There is a reason they are so expensive.  This access does not come free.  Rights and fee-sharing agreements with publishers have to be negotiated.  Aside from the actual payments, at some point this may mean legal costs. IP lawyers -- even in-house counsel -- are not cheap. All this information has to be stored somewhere, which means server time and space and IT professionals to make sure the servers stay up and running.  And all of this assumes that the information from the publishers is in electronic form to begin with, not anything that has to be entered or scanned.  In the case of the database services I use, someone has to do a lot of interpretation of data.  Someone has to write the search code and interfaces for users, and design, set up and maintain the website. (And users, even the most ardent "information should be free" people, get cranky when websites go down.  Who do they think fixes them, the Internet pixies?)

So, if the charges are true, what Swartz did was abscond with the hard-earned  results of the work of a great many people, from publishers to all the people who work to make sure that information remains in a form that a lot of people can get to (certainly more people than would have access were services like JSTOR to vanish).

That, ladies and gentlemen, is theft.

**Not always: the fee-based databases I am currently using (at least until the trial subscription runs out) are from the Foundation Center, a nonprofit dedicated to helping other nonprofits. These databases are available for free at a some 350 cooperating institutions throughout the country.


  1. I had to point this out to several people on FB who were howling about his 'rights' being trampled on. Um, no, breaking into a wiring closet and gaining physical access to a network is hacking, pure and simple, because one thing that gets drilled into every IT infrastructure geek is once someone has physical access, you're screwed.

    As far as breaking JSTOR's TOS and using scripts, actually planning on releasing the documents publicly, etc, yeah, it's totally stealing, just like if he had actually stolen books from a book store, but even worse, because electronic copies can be more widely distributed.

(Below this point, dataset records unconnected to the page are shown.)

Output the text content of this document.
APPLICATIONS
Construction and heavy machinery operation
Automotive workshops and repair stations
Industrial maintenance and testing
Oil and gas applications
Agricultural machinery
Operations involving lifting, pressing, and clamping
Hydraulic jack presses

    I see the Rocket Scientist's and the Resident Shrink's points about how screwed up the scientific paper publishing system is, and the Cloud Physicist agrees with them, but yeah, that's a totally different issue.

  2. I can just imagine the IT professionals like you shuddering at the thought of zealots like Swartz getting physical access to their equipment.

    It still amazes me the number of people who believe in the "information should be free" utopia.